(Mar-11-2019, 11:53 PM)scidam Wrote: Since v.4.4.0 text renamed to string
Yes i agree that it say that in doc,but i think they not done it.
In docstring for 4.7.1 it still say
text
,but both work
text
or
string
.
>>> bs4.__version__
'4.7.1'
>>> help(soup.find)
Help on method find in module bs4.element:
find(name=None, attrs={}, recursive=True, text=None, **kwargs) method of bs4.BeautifulSoup instance
Return only the first child of this Tag matching the given
criteria.
Good expatiation about the
None
stuff
Can show a example of both,and i would also trow in a
regex
for it to be an all text search.
This is not the most normal usage of a parser,usually want more specific content that do a full text sreach of a web-page.
from bs4 import BeautifulSoup
import re
html = '''\
<p>Hello world and and python</p>
<td>python is a good language</td>
<td>not present in this text</td>
<div>Hello from python</div>'''
soup = BeautifulSoup(html, 'lxml')
the_word = 'python'
tags_found = soup.find_all(re.compile(".*"), text=lambda text: text and the_word in text)
print(tags_found)
print('-' * 15)
print([s.text for s in tags_found])
Output:
[<p>Hello world and and python</p>, <td>python is a good language</td>, <div>Hello from python</div>]
---------------
['Hello world and and python', 'python is a good language', 'Hello from python']

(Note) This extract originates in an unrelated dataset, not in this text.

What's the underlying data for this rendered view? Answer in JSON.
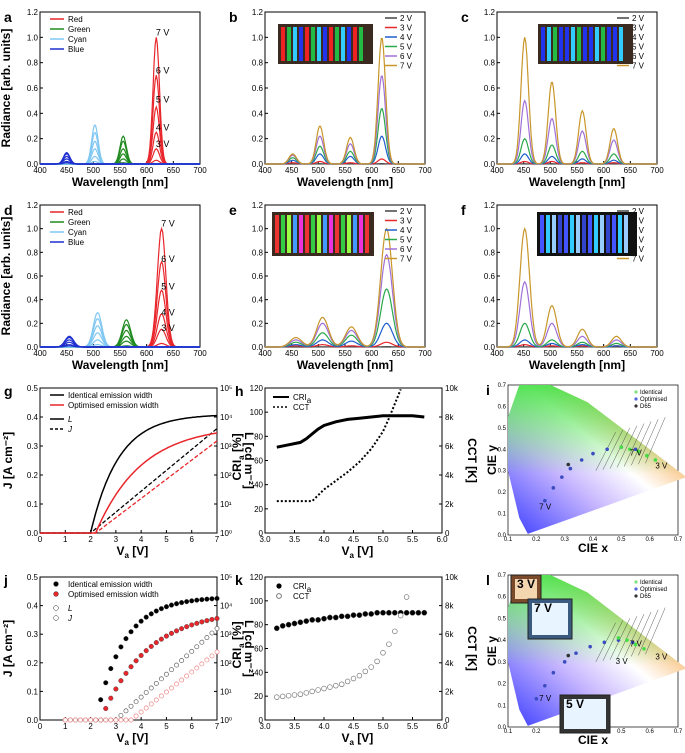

Without lambda(anonymous function no name),now a normal function with name.
from bs4 import BeautifulSoup
import re
html = '''\
<p>Hello world and and python</p>
<td>python is a good language</td>
<td>not present in this text</td>
<div>Hello from python</div>'''
def contains_word(text):
return text and the_word in text
soup = BeautifulSoup(html, 'lxml')
the_word = 'python'
tags_found = soup.find_all(re.compile(".*"), text=contains_word)
print(tags_found)
print('-' * 15)
print([s.text for s in tags_found])
Output:
[<p>Hello world and and python</p>, <td>python is a good language</td>, <div>Hello from python</div>]
---------------
['Hello world and and python', 'python is a good language', 'Hello from python']